Der Bundesplatz als Bühne des Souveräns: Das Verfassungsbündnis lädt am 23. Mai zur Landsgemeinde – nach dem Vorbild von Glarus und Appenzell-Innerrhoden, aber mitten in der Bundeshauptstadt. Thomas Börlin, Präsident des 2022 gegründeten Bündnisses, erwartet über tausend Teilnehmende. Das Ziel ist klar: die basisdemokratische Tradition beleben und den Bürgerinnen und Bürgern ihre verfassungsmässige Verantwortung in Erinnerung rufen.
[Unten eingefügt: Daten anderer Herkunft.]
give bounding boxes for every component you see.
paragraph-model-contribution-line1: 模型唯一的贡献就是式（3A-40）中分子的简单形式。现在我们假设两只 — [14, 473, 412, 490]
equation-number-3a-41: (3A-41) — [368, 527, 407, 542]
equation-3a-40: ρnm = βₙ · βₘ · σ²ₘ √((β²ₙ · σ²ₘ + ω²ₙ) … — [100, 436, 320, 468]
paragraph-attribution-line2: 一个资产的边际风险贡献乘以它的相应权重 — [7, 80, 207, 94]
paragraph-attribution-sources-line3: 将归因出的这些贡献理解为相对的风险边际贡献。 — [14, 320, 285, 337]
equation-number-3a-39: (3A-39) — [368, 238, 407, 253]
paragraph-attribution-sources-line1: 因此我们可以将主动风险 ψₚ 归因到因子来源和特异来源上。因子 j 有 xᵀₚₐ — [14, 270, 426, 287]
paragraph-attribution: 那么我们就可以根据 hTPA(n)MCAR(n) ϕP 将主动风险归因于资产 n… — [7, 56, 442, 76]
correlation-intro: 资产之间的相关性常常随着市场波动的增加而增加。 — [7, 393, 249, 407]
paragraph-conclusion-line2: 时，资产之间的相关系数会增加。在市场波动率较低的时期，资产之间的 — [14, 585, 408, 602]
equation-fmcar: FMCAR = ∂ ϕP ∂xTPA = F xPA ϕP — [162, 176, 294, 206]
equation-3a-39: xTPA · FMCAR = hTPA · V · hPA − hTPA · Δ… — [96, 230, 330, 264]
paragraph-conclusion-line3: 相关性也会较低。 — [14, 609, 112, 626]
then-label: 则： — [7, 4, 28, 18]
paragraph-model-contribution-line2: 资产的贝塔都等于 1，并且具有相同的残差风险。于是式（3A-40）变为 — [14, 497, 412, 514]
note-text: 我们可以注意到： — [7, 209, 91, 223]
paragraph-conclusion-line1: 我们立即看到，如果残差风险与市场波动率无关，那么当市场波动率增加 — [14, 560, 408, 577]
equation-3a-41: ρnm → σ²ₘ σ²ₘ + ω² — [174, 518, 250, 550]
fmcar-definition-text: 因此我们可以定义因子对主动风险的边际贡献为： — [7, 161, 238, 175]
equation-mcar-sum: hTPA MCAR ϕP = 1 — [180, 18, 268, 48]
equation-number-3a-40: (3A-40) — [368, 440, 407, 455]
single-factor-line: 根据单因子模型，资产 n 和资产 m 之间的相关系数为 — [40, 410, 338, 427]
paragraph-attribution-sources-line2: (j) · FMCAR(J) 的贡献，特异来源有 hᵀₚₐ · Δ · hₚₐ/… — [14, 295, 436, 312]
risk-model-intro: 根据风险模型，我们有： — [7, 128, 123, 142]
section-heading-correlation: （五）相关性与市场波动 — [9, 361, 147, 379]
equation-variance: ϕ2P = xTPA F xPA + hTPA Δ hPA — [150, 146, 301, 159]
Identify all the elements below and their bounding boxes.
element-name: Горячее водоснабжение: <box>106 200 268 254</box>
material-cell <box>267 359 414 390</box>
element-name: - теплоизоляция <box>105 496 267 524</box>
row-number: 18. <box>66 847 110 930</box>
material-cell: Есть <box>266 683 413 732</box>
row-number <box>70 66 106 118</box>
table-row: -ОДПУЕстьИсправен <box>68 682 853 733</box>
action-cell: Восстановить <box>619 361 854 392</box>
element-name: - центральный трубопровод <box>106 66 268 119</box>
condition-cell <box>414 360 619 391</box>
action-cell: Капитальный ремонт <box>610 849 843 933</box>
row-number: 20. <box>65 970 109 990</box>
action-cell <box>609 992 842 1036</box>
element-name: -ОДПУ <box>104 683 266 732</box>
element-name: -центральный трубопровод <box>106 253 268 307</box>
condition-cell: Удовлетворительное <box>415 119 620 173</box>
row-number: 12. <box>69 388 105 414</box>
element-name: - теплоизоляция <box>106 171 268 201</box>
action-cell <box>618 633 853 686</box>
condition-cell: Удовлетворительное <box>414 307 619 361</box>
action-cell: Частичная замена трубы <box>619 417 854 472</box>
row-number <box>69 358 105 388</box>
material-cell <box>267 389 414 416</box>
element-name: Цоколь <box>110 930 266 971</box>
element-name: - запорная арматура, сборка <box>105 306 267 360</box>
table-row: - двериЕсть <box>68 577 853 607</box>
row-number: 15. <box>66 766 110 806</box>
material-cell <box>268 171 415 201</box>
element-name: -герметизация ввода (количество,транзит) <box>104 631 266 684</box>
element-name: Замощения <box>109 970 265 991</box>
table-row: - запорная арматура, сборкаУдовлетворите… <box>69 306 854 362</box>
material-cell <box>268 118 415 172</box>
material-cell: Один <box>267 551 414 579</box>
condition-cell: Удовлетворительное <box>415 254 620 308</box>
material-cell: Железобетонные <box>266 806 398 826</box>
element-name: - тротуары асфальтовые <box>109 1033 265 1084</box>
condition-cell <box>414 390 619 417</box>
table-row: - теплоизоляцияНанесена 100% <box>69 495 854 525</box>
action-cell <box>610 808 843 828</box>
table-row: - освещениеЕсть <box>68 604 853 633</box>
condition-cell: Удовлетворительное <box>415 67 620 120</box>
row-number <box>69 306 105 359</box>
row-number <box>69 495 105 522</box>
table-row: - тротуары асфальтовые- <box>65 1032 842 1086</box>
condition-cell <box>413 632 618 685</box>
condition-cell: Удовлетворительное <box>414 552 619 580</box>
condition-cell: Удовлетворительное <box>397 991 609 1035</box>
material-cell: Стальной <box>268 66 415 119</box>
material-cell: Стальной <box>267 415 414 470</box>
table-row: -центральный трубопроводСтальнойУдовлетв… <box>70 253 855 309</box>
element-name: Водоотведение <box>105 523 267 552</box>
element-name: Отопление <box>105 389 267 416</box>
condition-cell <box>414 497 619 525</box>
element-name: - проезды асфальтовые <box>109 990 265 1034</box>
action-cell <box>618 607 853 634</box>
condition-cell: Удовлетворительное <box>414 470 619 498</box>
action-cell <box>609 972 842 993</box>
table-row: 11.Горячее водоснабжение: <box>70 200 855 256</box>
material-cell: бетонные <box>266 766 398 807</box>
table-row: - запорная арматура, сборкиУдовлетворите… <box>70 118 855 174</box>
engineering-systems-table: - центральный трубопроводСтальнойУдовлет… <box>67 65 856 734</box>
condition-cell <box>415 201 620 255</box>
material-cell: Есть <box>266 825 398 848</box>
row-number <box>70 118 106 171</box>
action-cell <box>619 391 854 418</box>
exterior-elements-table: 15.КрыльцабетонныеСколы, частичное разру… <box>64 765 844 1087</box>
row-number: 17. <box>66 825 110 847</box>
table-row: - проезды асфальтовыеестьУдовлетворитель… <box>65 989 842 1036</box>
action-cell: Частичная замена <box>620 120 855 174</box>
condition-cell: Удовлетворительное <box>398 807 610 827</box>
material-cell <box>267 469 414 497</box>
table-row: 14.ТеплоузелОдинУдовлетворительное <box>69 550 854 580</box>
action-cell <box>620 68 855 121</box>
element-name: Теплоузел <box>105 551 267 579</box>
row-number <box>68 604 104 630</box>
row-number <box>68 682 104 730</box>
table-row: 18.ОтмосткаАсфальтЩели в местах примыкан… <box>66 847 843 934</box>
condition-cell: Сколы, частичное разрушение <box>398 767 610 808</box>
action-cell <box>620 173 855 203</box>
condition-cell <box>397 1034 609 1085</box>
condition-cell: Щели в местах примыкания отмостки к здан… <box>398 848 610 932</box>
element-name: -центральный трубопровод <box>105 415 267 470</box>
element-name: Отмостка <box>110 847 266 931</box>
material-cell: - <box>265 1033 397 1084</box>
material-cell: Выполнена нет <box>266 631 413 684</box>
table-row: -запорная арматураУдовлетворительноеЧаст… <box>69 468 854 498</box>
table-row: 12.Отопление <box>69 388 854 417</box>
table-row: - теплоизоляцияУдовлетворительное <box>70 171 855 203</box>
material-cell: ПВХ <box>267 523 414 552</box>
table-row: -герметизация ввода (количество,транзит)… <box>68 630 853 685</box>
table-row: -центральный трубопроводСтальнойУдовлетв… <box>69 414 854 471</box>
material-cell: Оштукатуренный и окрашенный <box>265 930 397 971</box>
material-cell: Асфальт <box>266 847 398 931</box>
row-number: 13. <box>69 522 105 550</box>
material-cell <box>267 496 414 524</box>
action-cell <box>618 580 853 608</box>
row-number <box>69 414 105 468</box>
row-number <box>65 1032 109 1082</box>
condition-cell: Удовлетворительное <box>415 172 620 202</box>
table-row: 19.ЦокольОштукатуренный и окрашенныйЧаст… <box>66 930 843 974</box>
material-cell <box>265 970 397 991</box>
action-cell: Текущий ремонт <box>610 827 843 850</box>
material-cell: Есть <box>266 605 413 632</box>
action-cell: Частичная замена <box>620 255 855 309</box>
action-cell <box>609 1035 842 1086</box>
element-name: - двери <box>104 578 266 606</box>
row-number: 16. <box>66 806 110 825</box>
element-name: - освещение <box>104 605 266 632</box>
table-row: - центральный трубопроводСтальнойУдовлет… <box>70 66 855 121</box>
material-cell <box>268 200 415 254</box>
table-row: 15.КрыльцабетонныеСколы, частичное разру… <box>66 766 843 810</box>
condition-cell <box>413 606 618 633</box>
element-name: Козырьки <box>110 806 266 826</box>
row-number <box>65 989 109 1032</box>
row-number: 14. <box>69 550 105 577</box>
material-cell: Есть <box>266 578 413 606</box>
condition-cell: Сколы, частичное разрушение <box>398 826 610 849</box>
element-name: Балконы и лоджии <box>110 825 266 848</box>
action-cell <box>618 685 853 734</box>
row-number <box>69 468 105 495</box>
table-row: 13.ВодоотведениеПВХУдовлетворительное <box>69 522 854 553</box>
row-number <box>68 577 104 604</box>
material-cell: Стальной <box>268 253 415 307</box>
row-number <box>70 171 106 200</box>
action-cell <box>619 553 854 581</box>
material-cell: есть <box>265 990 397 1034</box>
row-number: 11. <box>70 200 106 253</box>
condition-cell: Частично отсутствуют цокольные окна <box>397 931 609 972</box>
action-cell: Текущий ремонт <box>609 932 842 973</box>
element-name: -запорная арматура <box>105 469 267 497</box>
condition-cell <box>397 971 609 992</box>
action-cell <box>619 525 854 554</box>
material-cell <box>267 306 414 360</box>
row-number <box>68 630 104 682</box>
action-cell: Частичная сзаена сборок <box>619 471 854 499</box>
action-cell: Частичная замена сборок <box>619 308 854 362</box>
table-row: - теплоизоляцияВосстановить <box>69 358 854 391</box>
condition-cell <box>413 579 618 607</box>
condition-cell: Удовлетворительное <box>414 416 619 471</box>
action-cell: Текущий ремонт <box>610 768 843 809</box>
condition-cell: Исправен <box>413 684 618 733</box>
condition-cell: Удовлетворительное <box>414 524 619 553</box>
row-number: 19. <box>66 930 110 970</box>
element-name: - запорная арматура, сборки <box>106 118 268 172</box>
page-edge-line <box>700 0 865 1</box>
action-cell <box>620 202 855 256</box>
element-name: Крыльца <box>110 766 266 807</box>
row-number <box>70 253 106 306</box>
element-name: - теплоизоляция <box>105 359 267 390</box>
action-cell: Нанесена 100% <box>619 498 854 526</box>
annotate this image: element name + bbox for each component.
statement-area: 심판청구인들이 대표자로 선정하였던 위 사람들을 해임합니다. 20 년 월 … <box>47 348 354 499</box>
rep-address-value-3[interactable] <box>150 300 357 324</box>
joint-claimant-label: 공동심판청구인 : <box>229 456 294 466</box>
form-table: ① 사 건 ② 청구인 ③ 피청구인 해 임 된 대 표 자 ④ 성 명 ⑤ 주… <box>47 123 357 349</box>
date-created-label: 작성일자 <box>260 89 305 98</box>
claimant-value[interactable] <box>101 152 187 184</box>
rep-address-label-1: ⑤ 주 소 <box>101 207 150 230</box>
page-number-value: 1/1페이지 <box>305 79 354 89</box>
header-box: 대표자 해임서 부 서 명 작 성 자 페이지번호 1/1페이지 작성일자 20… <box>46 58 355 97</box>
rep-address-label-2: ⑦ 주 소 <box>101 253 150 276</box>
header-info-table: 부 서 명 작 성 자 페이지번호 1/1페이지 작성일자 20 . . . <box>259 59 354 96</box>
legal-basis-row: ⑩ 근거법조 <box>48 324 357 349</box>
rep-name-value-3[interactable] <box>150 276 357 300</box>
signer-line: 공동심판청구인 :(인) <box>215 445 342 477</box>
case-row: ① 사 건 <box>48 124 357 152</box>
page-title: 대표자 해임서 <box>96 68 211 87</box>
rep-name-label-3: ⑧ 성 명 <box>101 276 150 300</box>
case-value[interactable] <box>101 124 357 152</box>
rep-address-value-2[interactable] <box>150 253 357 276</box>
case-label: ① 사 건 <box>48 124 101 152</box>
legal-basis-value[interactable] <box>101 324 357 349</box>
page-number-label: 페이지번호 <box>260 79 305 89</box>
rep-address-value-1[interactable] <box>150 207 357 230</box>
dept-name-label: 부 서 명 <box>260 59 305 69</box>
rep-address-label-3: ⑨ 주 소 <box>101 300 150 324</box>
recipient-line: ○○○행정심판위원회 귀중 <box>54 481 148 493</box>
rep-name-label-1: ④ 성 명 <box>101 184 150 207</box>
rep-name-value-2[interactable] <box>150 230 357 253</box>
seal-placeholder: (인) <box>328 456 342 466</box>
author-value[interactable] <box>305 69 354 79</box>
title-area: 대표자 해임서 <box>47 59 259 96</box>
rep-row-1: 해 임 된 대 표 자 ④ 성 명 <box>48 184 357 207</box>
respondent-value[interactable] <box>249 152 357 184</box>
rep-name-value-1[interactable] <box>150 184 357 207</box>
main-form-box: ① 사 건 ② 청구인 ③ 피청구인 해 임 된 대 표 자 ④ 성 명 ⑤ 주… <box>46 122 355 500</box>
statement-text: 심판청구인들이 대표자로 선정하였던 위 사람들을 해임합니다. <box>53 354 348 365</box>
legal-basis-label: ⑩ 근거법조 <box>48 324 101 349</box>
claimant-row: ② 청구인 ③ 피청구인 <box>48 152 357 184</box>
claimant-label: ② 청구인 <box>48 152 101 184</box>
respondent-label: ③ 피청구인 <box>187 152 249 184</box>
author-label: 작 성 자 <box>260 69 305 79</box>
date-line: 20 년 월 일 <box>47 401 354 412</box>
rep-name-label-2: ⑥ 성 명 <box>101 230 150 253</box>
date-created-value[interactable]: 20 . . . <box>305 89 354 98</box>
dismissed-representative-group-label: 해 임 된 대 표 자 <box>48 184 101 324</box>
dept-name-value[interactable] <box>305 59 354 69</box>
Fünf Themen stehen zur Diskussion und Abstimmung. Zwei davon berühren die Kernfragen schweizerischer Identität direkt: die Neutralitätsinitiative und die EU-Anbindung. Beim ersten Thema ist Christoph Pfluger als Vertreter von bene Schweiz dabei, beim zweiten spricht Jonathan Zbinden von Aufrecht Bern. Die Stossrichtung ist dieselbe: Die Schweiz driftet in Abhängigkeiten, die der Souverän nie explizit gutgeheissen hat. Die Neutralität wird faktisch ausgehöhlt, die Verträge mit der EU stehen vor einer Volksabstimmung, deren Ausgang offener ist, als die politische Klasse wahrhaben will.
Börlin nennt das beim Namen: «Die Politklasse und die Medien regieren bei diesen Fragen am Souverän vorbei und handeln zum Schaden unseres Landes.» Artikel 6 der Bundesverfassung verpflichtet jede Person, Verantwortung zu tragen – diesen Satz will das Verfassungsbündnis wieder mit Leben füllen.
Der Wandel, sagt Börlin, komme. Man erkenne es an der Nervosität der Regierenden.